Effects of two atypical neuroleptics, olanzapine and risperidone, on the function of the urinary bladder and the external urethral sphincter in anesthetized rats
1 VA Medical Center Research and Development Service Bay Pines, University of South Florida, FL 33744, USA
2 Dept of Surgery Division of Urology, University of South Florida, FL 33612, USA
3 Dept of Pharmacology Tampa, University of South Florida, FL 33612, USA
4 H. Lee Moffitt Cancer and Research, Institute Division of Urology, Interdisciplinary Oncology Group Tampa, FL 33612, USA
BMC Pharmacology 2001, 1:4 doi:10.1186/1471-2210-1-4Published: 31 August 2001
A previous report showed that the atypical neuroleptic clozapine resulted in marked changes in urodynamic parameters and greatly inhibited the activity of the external urethral sphincter in anesthetized rats. Such findings may help explain the high incidence of urinary disturbances reported during clozapine therapy. In an effort to extend our observations to other atypical neuroleptic agents, the present study investigated the effects of two newer atypical antipsychotics, olanzapine and risperidone, on the bladder and external urethral sphincter during cystometry in anesthetized rats.
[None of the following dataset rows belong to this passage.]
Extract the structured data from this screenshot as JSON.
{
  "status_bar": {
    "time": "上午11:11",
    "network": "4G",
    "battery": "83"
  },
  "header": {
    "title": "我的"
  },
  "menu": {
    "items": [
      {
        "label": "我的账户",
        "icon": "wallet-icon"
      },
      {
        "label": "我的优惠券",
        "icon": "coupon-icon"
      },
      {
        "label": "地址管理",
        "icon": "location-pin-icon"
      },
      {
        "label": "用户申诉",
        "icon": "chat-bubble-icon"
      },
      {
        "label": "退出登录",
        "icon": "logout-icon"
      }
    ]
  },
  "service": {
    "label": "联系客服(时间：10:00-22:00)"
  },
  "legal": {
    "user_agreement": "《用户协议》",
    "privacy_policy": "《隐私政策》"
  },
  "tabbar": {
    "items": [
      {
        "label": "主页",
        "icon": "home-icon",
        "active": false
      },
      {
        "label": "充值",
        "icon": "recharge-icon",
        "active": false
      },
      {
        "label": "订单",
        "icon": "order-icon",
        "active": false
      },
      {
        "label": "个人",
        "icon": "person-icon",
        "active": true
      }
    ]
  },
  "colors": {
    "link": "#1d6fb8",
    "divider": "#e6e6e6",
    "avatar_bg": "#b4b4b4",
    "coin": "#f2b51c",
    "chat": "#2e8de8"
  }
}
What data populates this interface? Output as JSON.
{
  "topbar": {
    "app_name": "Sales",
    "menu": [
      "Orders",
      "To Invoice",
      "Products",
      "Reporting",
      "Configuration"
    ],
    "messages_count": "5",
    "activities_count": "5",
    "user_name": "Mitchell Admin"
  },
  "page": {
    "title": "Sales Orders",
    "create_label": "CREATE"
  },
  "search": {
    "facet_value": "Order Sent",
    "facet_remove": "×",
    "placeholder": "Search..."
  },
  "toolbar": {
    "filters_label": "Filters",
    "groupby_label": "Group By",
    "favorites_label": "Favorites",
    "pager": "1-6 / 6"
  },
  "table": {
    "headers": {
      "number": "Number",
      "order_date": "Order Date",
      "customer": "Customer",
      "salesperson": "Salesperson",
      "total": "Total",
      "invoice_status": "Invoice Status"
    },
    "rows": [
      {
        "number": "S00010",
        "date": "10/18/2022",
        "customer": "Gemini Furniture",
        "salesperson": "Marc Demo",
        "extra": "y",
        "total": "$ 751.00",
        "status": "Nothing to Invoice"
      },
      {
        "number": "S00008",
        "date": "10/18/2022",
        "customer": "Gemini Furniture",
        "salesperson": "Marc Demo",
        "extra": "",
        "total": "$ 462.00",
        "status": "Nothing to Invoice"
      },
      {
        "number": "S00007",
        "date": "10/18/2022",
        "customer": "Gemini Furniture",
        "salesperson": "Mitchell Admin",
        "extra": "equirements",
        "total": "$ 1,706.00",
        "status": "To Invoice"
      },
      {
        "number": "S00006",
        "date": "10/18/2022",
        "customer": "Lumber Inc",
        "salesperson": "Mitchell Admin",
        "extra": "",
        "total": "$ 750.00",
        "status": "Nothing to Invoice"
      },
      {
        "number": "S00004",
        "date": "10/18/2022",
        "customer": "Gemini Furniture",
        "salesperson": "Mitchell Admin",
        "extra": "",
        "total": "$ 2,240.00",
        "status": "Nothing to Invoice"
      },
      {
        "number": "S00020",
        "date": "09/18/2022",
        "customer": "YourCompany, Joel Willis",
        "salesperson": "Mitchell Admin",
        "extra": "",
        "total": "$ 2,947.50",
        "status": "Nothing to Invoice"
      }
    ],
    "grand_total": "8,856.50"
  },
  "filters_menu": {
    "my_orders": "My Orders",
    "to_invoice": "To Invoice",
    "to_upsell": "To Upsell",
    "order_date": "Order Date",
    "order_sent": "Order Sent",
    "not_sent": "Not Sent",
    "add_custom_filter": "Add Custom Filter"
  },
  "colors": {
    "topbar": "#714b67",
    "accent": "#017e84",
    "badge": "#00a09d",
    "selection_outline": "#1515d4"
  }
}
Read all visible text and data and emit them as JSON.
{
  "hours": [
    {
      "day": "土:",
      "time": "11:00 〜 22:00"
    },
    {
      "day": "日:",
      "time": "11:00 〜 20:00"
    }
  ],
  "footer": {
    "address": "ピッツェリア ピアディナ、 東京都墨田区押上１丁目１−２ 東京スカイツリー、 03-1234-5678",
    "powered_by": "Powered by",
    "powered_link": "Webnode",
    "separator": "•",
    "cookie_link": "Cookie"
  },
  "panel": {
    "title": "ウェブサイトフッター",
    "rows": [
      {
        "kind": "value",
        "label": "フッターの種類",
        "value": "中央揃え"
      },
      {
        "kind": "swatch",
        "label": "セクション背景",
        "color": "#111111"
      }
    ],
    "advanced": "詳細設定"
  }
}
At a dose of 0.1 mg/kg (i.v.), olanzapine decreased the micturition volume and increased the residual volume. In addition, olanzapine decreased the expulsion time and the amplitude of the high frequency oscillations observed during the expulsion phase. Larger doses (1 mg/kg) had a greater effect. Olanzapine also reduced the activity recorded from the external urethral sphincter, and the bursting observed during the expulsion phase was abolished by 1.0 mg/kg. Risperidone had similar effects although the maximal effects were smaller than those observed with olanzapine. The amplitude of bladder contractions elicited by electrical stimulation of the pelvic nerve was reduced by olanzapine but not risperidone suggesting a possible anti-muscarinic peripheral effect of olanzapine.
Olanzapine and risperidone significantly altered several voiding parameters and decreased the activity of the external urethral sphincter in the anesthetized rat. We propose that these effects are due to the central action of these drugs and not to peripheral effects. These findings may explain some of the clinical reports of urinary incontinence with risperidone and may predict similar occurrences with olanzapine therapy.